I thought I’d feel better knowing Jeremy’s stable, knowing I won’t be going to jail for something I didn’t do. But the cloud of Davy’s continued absence mars everything. I’m still having bad dreams, waking bathed in sweat. But waking up doesn’t help. It just reminds me that it’s all real.
Dad said he’s taking some time off work. He told me not to worry about dinner, is checking in on me, taking Sadie for her walks when I don’t feel up to it. All that while he’s calling the police for updates on Davy.
Two days after the woods, on the second day of August, Gen comes by to pick me up in her mom’s car.
I get in without speaking. The circles under her eyes are dark.

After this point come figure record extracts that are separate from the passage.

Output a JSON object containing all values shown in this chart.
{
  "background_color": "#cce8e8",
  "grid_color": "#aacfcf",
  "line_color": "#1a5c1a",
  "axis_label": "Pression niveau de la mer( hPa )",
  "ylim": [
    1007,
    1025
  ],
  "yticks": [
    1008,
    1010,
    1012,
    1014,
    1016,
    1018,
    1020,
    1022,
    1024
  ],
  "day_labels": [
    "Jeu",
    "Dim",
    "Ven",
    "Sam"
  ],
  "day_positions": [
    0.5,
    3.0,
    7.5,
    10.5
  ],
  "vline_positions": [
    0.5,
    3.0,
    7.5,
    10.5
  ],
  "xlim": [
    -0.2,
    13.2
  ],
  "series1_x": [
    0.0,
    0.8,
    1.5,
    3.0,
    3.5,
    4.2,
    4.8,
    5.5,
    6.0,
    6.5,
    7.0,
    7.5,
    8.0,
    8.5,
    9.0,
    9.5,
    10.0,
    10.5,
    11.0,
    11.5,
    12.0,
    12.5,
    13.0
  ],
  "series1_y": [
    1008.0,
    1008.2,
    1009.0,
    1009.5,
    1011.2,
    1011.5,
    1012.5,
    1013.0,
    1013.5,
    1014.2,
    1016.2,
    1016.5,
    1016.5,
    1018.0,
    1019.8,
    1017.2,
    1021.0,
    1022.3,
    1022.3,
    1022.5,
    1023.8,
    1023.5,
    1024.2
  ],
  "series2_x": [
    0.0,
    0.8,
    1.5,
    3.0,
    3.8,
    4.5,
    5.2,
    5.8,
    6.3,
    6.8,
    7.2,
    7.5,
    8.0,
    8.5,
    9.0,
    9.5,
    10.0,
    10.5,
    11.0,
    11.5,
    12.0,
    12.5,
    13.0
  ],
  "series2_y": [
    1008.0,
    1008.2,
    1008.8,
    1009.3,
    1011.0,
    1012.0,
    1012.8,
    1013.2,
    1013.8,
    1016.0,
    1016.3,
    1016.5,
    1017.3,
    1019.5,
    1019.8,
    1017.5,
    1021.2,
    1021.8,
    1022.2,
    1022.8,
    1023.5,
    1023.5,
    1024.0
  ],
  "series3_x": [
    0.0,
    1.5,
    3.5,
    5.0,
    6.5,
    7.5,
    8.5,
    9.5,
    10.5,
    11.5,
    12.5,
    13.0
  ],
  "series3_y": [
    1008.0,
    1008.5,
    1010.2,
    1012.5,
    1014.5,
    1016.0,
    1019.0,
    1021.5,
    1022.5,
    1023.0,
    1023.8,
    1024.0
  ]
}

She glances at me as we pull away from my house. “You okay?”
“No.”
“Me neither.”
“I didn’t thank you,” I say abruptly. “If you hadn’t shown up—Kendall was about to shoot us.” I still can’t believe it’s true. “But what I don’t understand is—how did you find us?”
We pull out of my neighborhood, and Gen rubs one eye. “Jeremy,” she says. “I saw him run to his car, and I asked him where he was going. He was already driving away, but he said something like, ‘It was Kendall the whole time.’ I had to think about it for a minute—but then I followed him. When I got to the Montgomerys’ and no one was there, I took a chance and headed into the woods.”
I frown. “But how did Jeremy know?”
“I don’t know.” She lets out a breath. “But I’m glad we get the chance to ask him.” Her voice drops. “If Jeremy died—I don’t think I’d ever get over it.”
“He didn’t. And this isn’t stuff you get over. It’s stuff you live with.”
Gen looks at me. “I lied to you,” she says then. “About seeing an email from my uncle that they were going to arrest Thatcher? That they were looking at Seth? That was all a lie.”
I stare at her. “What? Why?”
“Kendall.” Her face hardens. “She told me—we were hanging out one night, drinking—and she started telling me shit. That she suspected Seth killed Thatcher and Fiona. That she was scared of him. She was so…convincing. Then she told me he had you fooled and she was worried about you but couldn’t think of a way to make you see you’d partnered up with the wrong guy…so I came up with the idea of saying I saw something in my uncle’s things.” She shakes her head. “I played right into her hands. I’m so stupid.”
I lean my head back. “Is that also why you went with me to New York?”